March Madness: What NCAA tournament got right and wrong in their brackets

Perhaps our 2023 March Madness brackets never stood a chance.

Considering all that happened in the first few hours of the NCAA tournament, perhaps it shouldn't be a surprise that the UConn Huskies, Miami Hurricanes, Florida Atlantic Owls and San Diego State Aztecs are heading to Houston for the Final Four.

Of the more than 20 million brackets submitted in ESPN's Tournament Challenge, 0.3% of them had FAU reaching the Final Four. Each 16-seed was picked to reach the Sweet 16 twice as often as FAU was to make the Elite Eight.

Yet somehow, there were 37 perfect Final Four picks.

ESPN's college basketball writers, commentators and analysts, who made their picks shortly after the tournament field was announced, were definitely not perfect. How bad was it? Of the 42 experts, 29 didn't get a single Final Four pick correct. However, those who rode with UConn still have hope.

Here's what the experts got right and what they missed:

Purdue, Arizona: WYD?

The first two days of the NCAA tournament are almost always the most fun. In 2023, they were also one of the most destructive to picks and brackets alike.

Six experts lost their national championship pick in the first weekend. Three picked the Kansas Jayhawks, two picked the Duke Blue Devils and one picked the Purdue Boilermakers. While it had the fewest title picks, Purdue had the most shocking loss of the tournament, losing as a No. 1 seed to the No. 16-seeded Fairleigh Dickinson Knights.

It was just the second time a No. 16 has defeated a No. 1 seed. For a brief moment, we loved FDU, the tiny school in Madison, New Jersey. But, it wasn't the only Garden State team to pull off a huge upset.

The No. 15 seed Princeton Tigers knocked off the No. 2 seed Arizona Wildcats. Seven experts had Zona in the Final Four. They were the second-most popular pick from the South Region, behind the No. 1 seed Alabama Crimson Tide. In Tournament Challenge, these losses translated to 2.56 million brackets getting their title winner wrong.

Time to leave

In the East Region, 37 of 42 experts picked Duke, a No. 5 seed, or the No. 2 seed Marquette Golden Eagles to win that region. Neither advanced past the round of 32 -- Marquette lost to the No. 7 seed Michigan State Spartans and Duke lost to the No. 4 seed Tennessee Volunteers.

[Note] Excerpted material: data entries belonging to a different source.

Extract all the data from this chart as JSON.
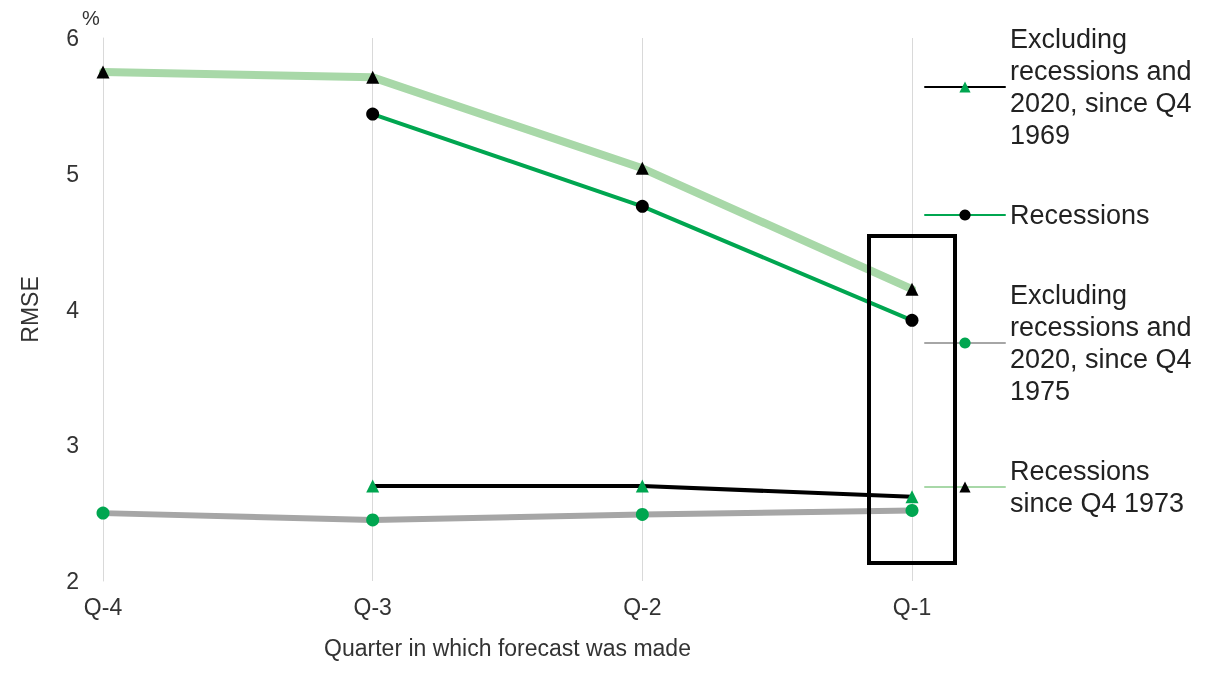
{
  "chart_data": {
    "type": "line",
    "xlabel": "Quarter in which forecast was made",
    "ylabel": "RMSE",
    "annotations": [
      "%"
    ],
    "categories": [
      "Q-4",
      "Q-3",
      "Q-2",
      "Q-1"
    ],
    "series": [
      {
        "name": "Excluding recessions and 2020, since Q4 1969",
        "color": "#000000",
        "colors": [
          "#00a650",
          "#00a650",
          "#00a650",
          "#00a650"
        ],
        "marker": "triangle",
        "values": [
          null,
          2.7,
          2.7,
          2.62
        ]
      },
      {
        "name": "Recessions",
        "color": "#00a650",
        "colors": [
          "#000000",
          "#000000",
          "#000000",
          "#000000"
        ],
        "marker": "circle",
        "values": [
          null,
          5.44,
          4.76,
          3.92
        ]
      },
      {
        "name": "Excluding recessions and 2020, since Q4 1975",
        "color": "#a6a6a6",
        "colors": [
          "#00a650",
          "#00a650",
          "#00a650",
          "#00a650"
        ],
        "marker": "circle",
        "values": [
          2.5,
          2.45,
          2.49,
          2.52
        ]
      },
      {
        "name": "Recessions since Q4 1973",
        "color": "#a8d8a8",
        "colors": [
          "#000000",
          "#000000",
          "#000000",
          "#000000"
        ],
        "marker": "triangle",
        "values": [
          5.75,
          5.71,
          5.04,
          4.15
        ]
      }
    ],
    "ylim": [
      2,
      6
    ],
    "yticks": [
      2,
      3,
      4,
      5,
      6
    ],
    "grid": "x",
    "legend": "right"
  }
}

And just like that, 18 experts lost multiple Final Four picks in the first weekend, and there were no perfect brackets left.

A chalk balk

A pair of No. 1 seeds, the Alabama Crimson Tide and Houston Cougars, looked like they might save the tournament for the experts. Those teams were clear No. 1s going into the tournament and had been fairly dominant all season long. Alabama (11) and Houston (8) were the most popular national champion picks by the experts. Texas was also picked eight times.

Ah, but there was yet still more chaos, with unlikely Final Four teams to come into the picture. If the experts can point to any teams absolutely wrecking them, it's the Miami Hurricanes and San Diego State Aztecs. The Canes took out the Cougars and Longhorns, thus causing 16 different experts to lose a Final Four team/title winner. The Aztecs took out the Tide and, for good measure, the Creighton Bluejays, who were picked for the Final Four by one expert.

Tournament Challenge brackets didn't fare any better. Alabama was picked to win it all in 19% of ESPN's brackets and was in the Final Four on 10,550,182 brackets.

Save us, UConn

Play-by-play commentator Doug Sherman picked Miami and UConn to reach the Final Four. He is the only expert to get two teams correct. For 11 other experts, the Huskies were the only team they picked right. Four experts, including Sherman, chose UConn to cut down the nets in Houston. There are some numbers and history to suggest that this pick might work:

6-0: UConn has never lost a Final Four game in the Lone Star State. The Huskies have won three (2004, 2011, 2014) of their four national championships in Texas.

23: With a 9-seed, two 5-seeds and one 4-seed playing in Houston, the combined seed total is 23. That is the second-highest seed total ever in a Final Four. The highest was 26 in 2011 -- also a Final Four in Houston and one where UConn won it all.

0: This is the first Final Four since 2011 in which a No. 1 seed didn't play. Again, UConn was there and won the whole thing. Zero is also the number of Final Four appearances for FAU, Miami and SDSU.

ESPN Fantasy Sports researcher Kyle Soppe contributed to this story.